将正交基带发射信号Q_tx通过第三放大器得到第四信号,将同相基带发射信号I_tx通过第四放大器得到第五信号,再将所述第四信号和第五信号利用第三加法器进行叠加,得到第六信号;之后利用第四加法器将所述第六信号与第二直流补偿参数DCq进行叠加,得到所述补偿后的正交基带发射信号Q_atx。
上述方案中,所述平移混频器,配置为通过平移混频本地振荡器产生 补偿信号Stm;再通过混频器将所述补偿信号Stm与所述发射射频信号Tx_out进行混频后得到的信号,作为所述接收射频信号Rx_in传输至所述射频收发系统的接收通道。
上述方案中,所述接收通道补偿器,配置为将同相基带接收信号I_rx通过第五放大器得到第七信号,将正交基带接收信号Q_rx通过第六放大器得到第八信号,再将所述第七信号和第八信号利用第五加法器进行叠加,得到所述补偿后的同相基带接收信号I_arx;
将正交基带接收信号Q_rx通过第七放大器得到第九信号,将同相基带接收信号I_rx通过第八放大器得到第十信号,再将所述第九信号和第十信号利用第六加法器进行叠加,得到所述补偿后的正交基带接收信号Q_arx。

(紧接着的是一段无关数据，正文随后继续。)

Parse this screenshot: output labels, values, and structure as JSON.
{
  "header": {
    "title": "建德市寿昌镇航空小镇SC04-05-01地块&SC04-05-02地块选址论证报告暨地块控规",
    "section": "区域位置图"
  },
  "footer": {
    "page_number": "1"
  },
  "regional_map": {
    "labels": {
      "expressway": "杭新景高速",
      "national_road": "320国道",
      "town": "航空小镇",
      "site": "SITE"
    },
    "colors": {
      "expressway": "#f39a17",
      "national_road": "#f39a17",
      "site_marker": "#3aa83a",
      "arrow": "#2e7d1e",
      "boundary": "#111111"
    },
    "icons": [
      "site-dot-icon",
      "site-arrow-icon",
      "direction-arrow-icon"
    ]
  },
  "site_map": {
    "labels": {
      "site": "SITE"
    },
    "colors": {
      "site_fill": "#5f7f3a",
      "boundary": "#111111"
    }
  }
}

上述方案中,所述估计器包括:单点离散傅里叶变换DFT计算模块和补偿参数计算模块;其中,
所述单点DFT计算模块,配置为接收由所述接收通道补偿器传输的所述补偿后的同相基带接收信号I_arx和所述补偿后的正交基带接收信号Q_arx;
根据补偿后的同相基带接收信号I_arx和补偿后的正交基带接收信号Q_arx得到所述射频收发系统的发射通道IQ失配产生的镜像信号、所述射频收发系统载波泄漏产生的镜像信号及所述射频收发系统的接收通道IQ失配所产生的镜像信号的功率,并将所述三个镜像信号的功率传输至所述补偿参数计算模块;
所述补偿参数计算模块,配置为通过二进制搜索法对所述三个镜像信号的功率进行搜索,估计使所述三个镜像信号功率最小的补偿参数;并将所述估计后得到的补偿参数传输至所述存储器,使所述存储器将所述已有的补偿参数更新为所述补偿参数计算模块估计后得到的补偿参数。
上述方案中,所述补偿参数计算模块,还配置为在通过二进制搜索法 估计所述三个镜像信号的功率之前,确定所述三个镜像信号功率对应的初始搜索区间。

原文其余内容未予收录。